5 thoughts on “Born to Be Bad (1934)

  1. I too love Cary Grant. After watching the Oscars you realize that they just don’t make ’em like they used to!!
    I still have not seen “The Artist”. It never came to any theaters near me :(
    Did you see it?


    1. I saw it, and loved it enough to see it two more times in the theater! I’ve heard that it won’t be coming out on DVD until May, which totally bums me out because I need it in my collection.

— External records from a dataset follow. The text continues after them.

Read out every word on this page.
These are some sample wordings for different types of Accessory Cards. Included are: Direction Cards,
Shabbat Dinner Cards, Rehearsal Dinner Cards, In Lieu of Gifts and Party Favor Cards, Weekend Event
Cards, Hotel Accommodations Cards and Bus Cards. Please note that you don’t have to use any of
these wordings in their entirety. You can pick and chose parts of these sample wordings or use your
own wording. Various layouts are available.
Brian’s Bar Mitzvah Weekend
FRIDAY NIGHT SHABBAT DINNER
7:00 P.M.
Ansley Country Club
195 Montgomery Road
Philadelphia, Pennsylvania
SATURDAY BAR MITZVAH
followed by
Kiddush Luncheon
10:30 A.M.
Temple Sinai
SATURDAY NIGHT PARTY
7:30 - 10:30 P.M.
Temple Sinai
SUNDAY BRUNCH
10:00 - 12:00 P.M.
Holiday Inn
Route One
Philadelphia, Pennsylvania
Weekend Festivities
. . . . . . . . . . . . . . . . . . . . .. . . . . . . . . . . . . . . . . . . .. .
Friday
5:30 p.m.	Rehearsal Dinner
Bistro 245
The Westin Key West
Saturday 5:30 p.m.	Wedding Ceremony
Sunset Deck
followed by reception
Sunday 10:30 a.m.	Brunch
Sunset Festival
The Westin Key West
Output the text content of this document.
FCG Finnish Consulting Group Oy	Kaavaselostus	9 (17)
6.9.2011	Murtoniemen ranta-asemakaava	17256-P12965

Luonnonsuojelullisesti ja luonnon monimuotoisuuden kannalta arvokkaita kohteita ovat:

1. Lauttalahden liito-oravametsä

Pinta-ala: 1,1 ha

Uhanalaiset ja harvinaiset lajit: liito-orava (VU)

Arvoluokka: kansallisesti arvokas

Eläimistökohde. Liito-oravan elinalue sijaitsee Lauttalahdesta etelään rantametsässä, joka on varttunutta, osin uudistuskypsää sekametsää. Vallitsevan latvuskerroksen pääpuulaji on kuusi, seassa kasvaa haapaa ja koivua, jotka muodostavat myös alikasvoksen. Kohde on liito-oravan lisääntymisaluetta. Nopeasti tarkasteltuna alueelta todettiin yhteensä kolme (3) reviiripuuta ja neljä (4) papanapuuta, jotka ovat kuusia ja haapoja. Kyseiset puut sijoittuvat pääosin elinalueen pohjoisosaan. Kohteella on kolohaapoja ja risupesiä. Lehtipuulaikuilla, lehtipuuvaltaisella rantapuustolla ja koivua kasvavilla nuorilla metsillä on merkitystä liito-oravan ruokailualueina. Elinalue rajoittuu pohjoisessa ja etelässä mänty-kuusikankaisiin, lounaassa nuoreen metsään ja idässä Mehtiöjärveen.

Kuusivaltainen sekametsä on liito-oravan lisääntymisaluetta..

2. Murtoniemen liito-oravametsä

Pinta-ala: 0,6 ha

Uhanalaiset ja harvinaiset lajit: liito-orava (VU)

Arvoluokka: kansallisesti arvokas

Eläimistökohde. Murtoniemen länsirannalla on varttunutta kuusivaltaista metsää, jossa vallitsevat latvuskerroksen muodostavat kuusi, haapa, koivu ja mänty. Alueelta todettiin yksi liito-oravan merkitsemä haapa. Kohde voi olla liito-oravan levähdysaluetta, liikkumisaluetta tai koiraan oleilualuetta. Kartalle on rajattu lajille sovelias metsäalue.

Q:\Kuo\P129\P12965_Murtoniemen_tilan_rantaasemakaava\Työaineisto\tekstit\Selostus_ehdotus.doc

      I’m so elated that a silent film won best picture, and not just a silent film, but a very lovely one! If you’re into silent film and its stars at all, you’ll appreciate a lot of the little references they worked into it, like the use of Mary Pickford’s home as a set. The film’s portrayal of the shift into talkies is phenomenal. But I won’t give too much away!

      You’re right though, they just don’t make ’em like they used to! It’s unfortunate. There are a few people who I like well enough, but the only person I see real potential in is Jessica Chastain.


  2. That’s sound great and I’m sorry to hear it’s not coming out until May. I wonder if they might bring it out in more theaters before that release date. That would be fine with me then I could see it on the big screen!
    I really think that there are many more great television actors than there are movie actors.


    1. I’m really hoping they’ll speed up the DVD release since it won, though. If not, another wide release of it would be fine by me. I’m not sure what the theater situation is like where you are, but it played at the AMC here for a while. I look forward to reading your thoughts on it, once you finally get the chance to see it!

      I’m not into many television shows. I do enjoy Mad Men quite a lot, but most of the television that I watch is classic – Gidget, Happy Days, The Twilight Zone, et cetera. Who do you see potential in on the small screen?